Kepler and the Great Conjunctions Jupiter/Saturn
Clicca qui per leggere l'articolo su Coelum Astronomia 250
The conjunction of Jupiter and Saturn in the constellation of Capricorn of December 21, 2020 will be especially interesting both for astronomical and historical reasons.
With an apparent distance of only 6’ between the two giant planets, it will be the closest since the year 1623, when Johannes Kepler himself wrote a short treatise about the event (Discourse about the Great Conjunction, 1623).
Medieval astronomers, especially Perso-Arabic authors such as Masha’allah and Albumasar, had been particularly attracted by the so-called Great Conjunctions, and had developed a complex system of classification and astrological interpretation that divided conjunctions into small (recurring every 20 years), medium (every 240 years with change of “elemental triplicity”) and greatest (every 960 years), attributing to them power over human affairs and an influence on the history of the world.
Johannes Kepler, wishing to verify and reform these theories, observed some of these conjunctions in the wake of the invention of the telescope, updating the data and correcting the calculations. The 1603/1604 conjunction, in particular, saw the contemporaneous appearance of a new star (today known as SN1604 or Kepler’s Nova) that was described in De stella nova in pede Serpentarii, helping Kepler to challenge the traditional Aristotelian view of a perfect and immutable cosmos, where nothing new can ever happen.

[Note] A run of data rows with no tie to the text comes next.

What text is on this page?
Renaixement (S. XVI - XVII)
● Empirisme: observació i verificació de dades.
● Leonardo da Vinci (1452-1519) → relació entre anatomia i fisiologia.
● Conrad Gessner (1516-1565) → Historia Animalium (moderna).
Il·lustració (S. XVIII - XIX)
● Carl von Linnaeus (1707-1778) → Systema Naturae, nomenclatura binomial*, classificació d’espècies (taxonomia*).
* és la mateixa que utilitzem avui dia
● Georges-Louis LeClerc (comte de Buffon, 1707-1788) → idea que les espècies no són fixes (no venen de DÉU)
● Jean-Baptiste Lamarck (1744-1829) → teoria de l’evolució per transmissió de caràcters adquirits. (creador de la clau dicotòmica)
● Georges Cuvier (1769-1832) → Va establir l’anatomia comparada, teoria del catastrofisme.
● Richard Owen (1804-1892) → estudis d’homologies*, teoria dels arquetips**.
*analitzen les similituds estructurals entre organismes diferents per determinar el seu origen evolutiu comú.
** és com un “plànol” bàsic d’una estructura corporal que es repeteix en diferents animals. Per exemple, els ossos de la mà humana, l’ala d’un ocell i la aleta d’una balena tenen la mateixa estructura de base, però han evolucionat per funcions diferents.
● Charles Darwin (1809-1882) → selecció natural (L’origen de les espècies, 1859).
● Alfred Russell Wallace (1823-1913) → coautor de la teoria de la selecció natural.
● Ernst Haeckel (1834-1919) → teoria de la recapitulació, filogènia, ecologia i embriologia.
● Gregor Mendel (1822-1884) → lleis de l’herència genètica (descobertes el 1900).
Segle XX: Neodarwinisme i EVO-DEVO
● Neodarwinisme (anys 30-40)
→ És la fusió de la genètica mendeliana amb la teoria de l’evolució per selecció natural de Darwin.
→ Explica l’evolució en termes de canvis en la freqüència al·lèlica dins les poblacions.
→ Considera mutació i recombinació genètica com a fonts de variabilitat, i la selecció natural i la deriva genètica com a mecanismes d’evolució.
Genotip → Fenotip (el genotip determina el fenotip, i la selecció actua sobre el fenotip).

That discovery also suggested to him the possibility that a similar occasion (a conjunction of the superior planets with the apparition of a comet, a nova, or some other unexpected astronomical phenomenon) had happened a little before the birth of Christ, signalling the “miraculous” event and letting him calculate a more precise date for it.
An awareness of the importance attributed to the conjunctions Jupiter/Saturn in history, and the peculiarity of the coniunctio media of 2020, then, will add new value to the observation of the sky on the 21st of December.